Hacker News new | past | comments | ask | show | jobs | submit login
Unstructured Datatypes in Postgres – Hstore vs. JSON vs. JSONB (citusdata.com)
157 points by craigkerstiens on July 20, 2016 | hide | past | favorite | 43 comments



I really wish someone would write an article about when to use regular columns instead of JSONB and whether you should split your data into multiple JSONB columns, etc.

So far the only thing I've figured out is that updating pieces of a JSONB structure seems like a bad idea at the moment since it will not always succeed (notably you can't add entries to an array once it has 999 elements already).

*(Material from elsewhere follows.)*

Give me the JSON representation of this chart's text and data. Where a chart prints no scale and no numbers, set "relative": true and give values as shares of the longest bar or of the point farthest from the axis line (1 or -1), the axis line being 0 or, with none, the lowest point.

In my problem I've given each analysis tool I run and API I query it's own JSONB column so that they only ever need to be written once, or if they are changed, they would be overwritten entirely and keep a few normal columns that contain some metadata, but I'm not sure if this is a good approach.


Your idea of a mixed system that has the best of both approaches (some stored state which may be hard to compute and/or may be complicated for you to figure out how to store) and data that is often updated not inside the JSONB column but related to it either via a foreign key or another column in your table is perfectly fine.

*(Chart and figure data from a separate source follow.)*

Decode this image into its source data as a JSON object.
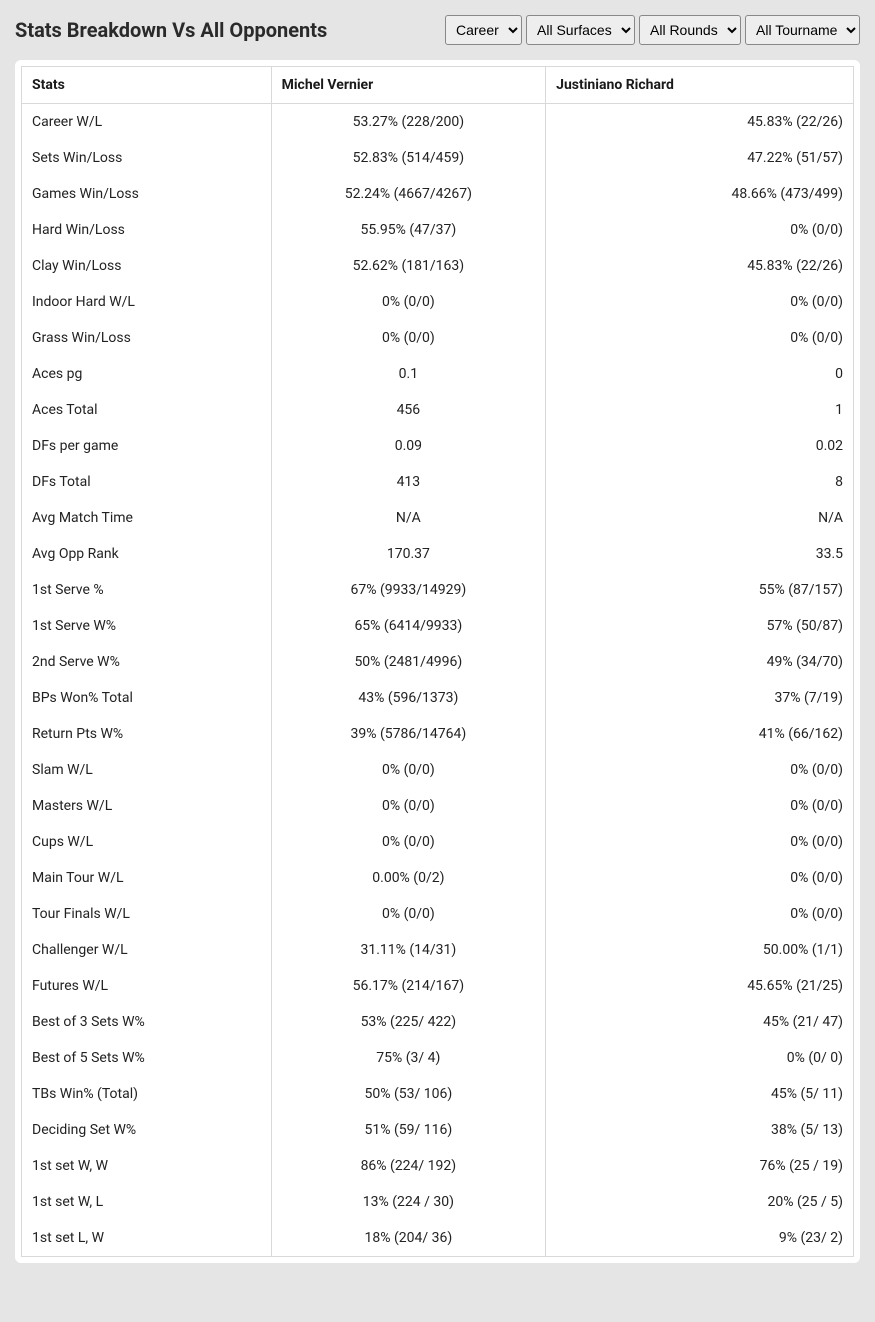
{
  "title": "Stats Breakdown Vs All Opponents",
  "filters": {
    "career": {
      "selected": "Career",
      "options": [
        "Career"
      ]
    },
    "surface": {
      "selected": "All Surfaces",
      "options": [
        "All Surfaces"
      ]
    },
    "rounds": {
      "selected": "All Rounds",
      "options": [
        "All Rounds"
      ]
    },
    "tournaments": {
      "selected": "All Tournaments",
      "options": [
        "All Tournaments"
      ]
    }
  },
  "columns": {
    "stats": "Stats",
    "player1": "Michel Vernier",
    "player2": "Justiniano Richard"
  },
  "rows": [
    {
      "label": "Career W/L",
      "p1": "53.27% (228/200)",
      "p2": "45.83% (22/26)"
    },
    {
      "label": "Sets Win/Loss",
      "p1": "52.83% (514/459)",
      "p2": "47.22% (51/57)"
    },
    {
      "label": "Games Win/Loss",
      "p1": "52.24% (4667/4267)",
      "p2": "48.66% (473/499)"
    },
    {
      "label": "Hard Win/Loss",
      "p1": "55.95% (47/37)",
      "p2": "0% (0/0)"
    },
    {
      "label": "Clay Win/Loss",
      "p1": "52.62% (181/163)",
      "p2": "45.83% (22/26)"
    },
    {
      "label": "Indoor Hard W/L",
      "p1": "0% (0/0)",
      "p2": "0% (0/0)"
    },
    {
      "label": "Grass Win/Loss",
      "p1": "0% (0/0)",
      "p2": "0% (0/0)"
    },
    {
      "label": "Aces pg",
      "p1": "0.1",
      "p2": "0"
    },
    {
      "label": "Aces Total",
      "p1": "456",
      "p2": "1"
    },
    {
      "label": "DFs per game",
      "p1": "0.09",
      "p2": "0.02"
    },
    {
      "label": "DFs Total",
      "p1": "413",
      "p2": "8"
    },
    {
      "label": "Avg Match Time",
      "p1": "N/A",
      "p2": "N/A"
    },
    {
      "label": "Avg Opp Rank",
      "p1": "170.37",
      "p2": "33.5"
    },
    {
      "label": "1st Serve %",
      "p1": "67% (9933/14929)",
      "p2": "55% (87/157)"
    },
    {
      "label": "1st Serve W%",
      "p1": "65% (6414/9933)",
      "p2": "57% (50/87)"
    },
    {
      "label": "2nd Serve W%",
      "p1": "50% (2481/4996)",
      "p2": "49% (34/70)"
    },
    {
      "label": "BPs Won% Total",
      "p1": "43% (596/1373)",
      "p2": "37% (7/19)"
    },
    {
      "label": "Return Pts W%",
      "p1": "39% (5786/14764)",
      "p2": "41% (66/162)"
    },
    {
      "label": "Slam W/L",
      "p1": "0% (0/0)",
      "p2": "0% (0/0)"
    },
    {
      "label": "Masters W/L",
      "p1": "0% (0/0)",
      "p2": "0% (0/0)"
    },
    {
      "label": "Cups W/L",
      "p1": "0% (0/0)",
      "p2": "0% (0/0)"
    },
    {
      "label": "Main Tour W/L",
      "p1": "0.00% (0/2)",
      "p2": "0% (0/0)"
    },
    {
      "label": "Tour Finals W/L",
      "p1": "0% (0/0)",
      "p2": "0% (0/0)"
    },
    {
      "label": "Challenger W/L",
      "p1": "31.11% (14/31)",
      "p2": "50.00% (1/1)"
    },
    {
      "label": "Futures W/L",
      "p1": "56.17% (214/167)",
      "p2": "45.65% (21/25)"
    },
    {
      "label": "Best of 3 Sets W%",
      "p1": "53% (225/ 422)",
      "p2": "45% (21/ 47)"
    },
    {
      "label": "Best of 5 Sets W%",
      "p1": "75% (3/ 4)",
      "p2": "0% (0/ 0)"
    },
    {
      "label": "TBs Win% (Total)",
      "p1": "50% (53/ 106)",
      "p2": "45% (5/ 11)"
    },
    {
      "label": "Deciding Set W%",
      "p1": "51% (59/ 116)",
      "p2": "38% (5/ 13)"
    },
    {
      "label": "1st set W, W",
      "p1": "86% (224/ 192)",
      "p2": "76% (25 / 19)"
    },
    {
      "label": "1st set W, L",
      "p1": "13% (224 / 30)",
      "p2": "20% (25 / 5)"
    },
    {
      "label": "1st set L, W",
      "p1": "18% (204/ 36)",
      "p2": "9% (23/ 2)"
    }
  ],
  "colors": {
    "page_bg": "#e5e5e5",
    "card_bg": "#ffffff",
    "border": "#d9d9d9",
    "text": "#222222"
  }
}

The thing you want to avoid in that type of system is having data in both locations that you need to update to keep in sync, this is a bad sign and you probably need to move some data out of the JSONB column.

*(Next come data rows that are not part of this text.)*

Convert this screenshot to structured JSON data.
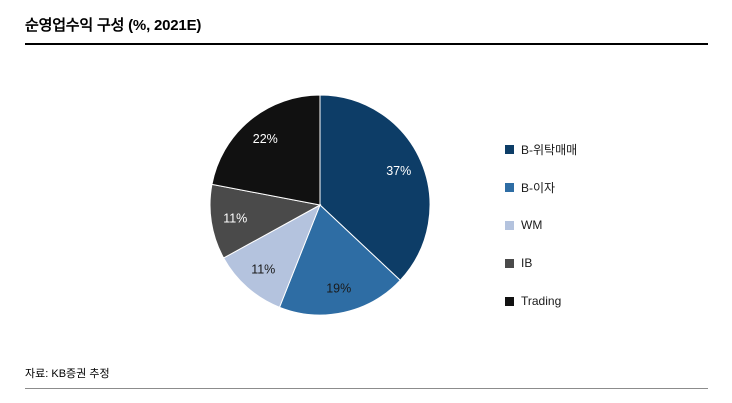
{
  "title": "순영업수익 구성 (%, 2021E)",
  "source": "자료: KB증권 추정",
  "chart_data": {
    "type": "pie",
    "title": "순영업수익 구성 (%, 2021E)",
    "legend_position": "right",
    "direction": "clockwise",
    "start_angle_deg": 0,
    "value_suffix": "%",
    "slices": [
      {
        "label": "B-위탁매매",
        "value": 37,
        "color": "#0d3d67",
        "label_color": "#ffffff"
      },
      {
        "label": "B-이자",
        "value": 19,
        "color": "#2e6da4",
        "label_color": "#1a1a1a"
      },
      {
        "label": "WM",
        "value": 11,
        "color": "#b4c3de",
        "label_color": "#1a1a1a"
      },
      {
        "label": "IB",
        "value": 11,
        "color": "#4a4a4a",
        "label_color": "#ffffff"
      },
      {
        "label": "Trading",
        "value": 22,
        "color": "#111111",
        "label_color": "#ffffff"
      }
    ]
  }
}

Also, I would almost never choose anything but normal row data unless I absolutely had to and produce some json at the end of the pipeline. However, your situation has a special type of work you can save and it would be silly to redo it all over again on each request.


I'm actually halfway through writing this post! I was hoping to finish it today. :)


Having to work with unstructured datatypes in Postgres and other RDBMS products was quite hard a few years back, now with hstore and JSONB in Postgres this has gotten much better but it still feels a bit unnatural. When we started the Raijin database project (http://raijindb.com) one of the goals was to make it possible to treat these extra attributes (that you would shove into JSONB with postgres) as normal "columns" so you can do this:

   CREATE TABLE tbl(eventtime datetime);
   INSERT INTO tbl {"eventtime":"2016-07-20 10:37:12","foo":"bar","whatever":"xx"};
   INSERT INTO tbl {"eventtime":"2016-07-20 10:38:22","foo":"bar2","intfield":42};
   SELECT foo, intfield FROM tbl;
   --
   {"foo":"bar","intfield":null}
   {"foo":"bar2","intfield":42}
It won't complain about the missing 'columns'.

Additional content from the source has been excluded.